Head of Kumemura
- In office 1692–1725

Personal details
- Born: January 4, 1645 Kumemura, Ryukyu Kingdom
- Died: January 29, 1725 (aged 80) Ryukyu Kingdom
- Childhood name: Umituku (思徳)
- Japanese name: Shitahaku Tenshō (志多伯 天将)
- Rank: Ueekata

= Sai Taku =

Ryukyuan aristocrat and bureaucrat

Sai Taku (蔡 鐸), also known by his Japanese-style name Shitahaku Ueekata Tenshō (志多伯 親方 天将), was a Ryukyuan aristocrat and bureaucrat in the royal government of the Ryūkyū Kingdom.

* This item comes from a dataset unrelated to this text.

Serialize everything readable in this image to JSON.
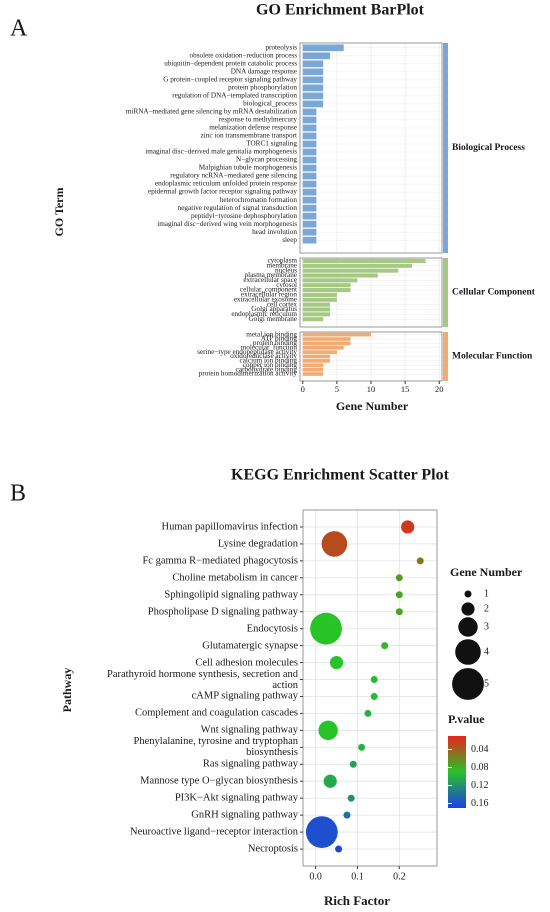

Sai Taku was born in Kumemura on January 4, 1645. He descended from Cai Xiang, a famous polymath of the Song dynasty. He took part in the compilation of Rekidai Hōan, an official compilation of diplomatic documents of the royal government. In 1697, he was ordered to translate the Chūzan Seikan (中山世鑑), an official history book, into Chinese, and renamed it Chūzan Seifu (中山世譜).

Sai Taku was also known for his poetry, many of which were included in his poetry collection. He had two sons, Sai En (蔡淵) and Sai On (蔡温).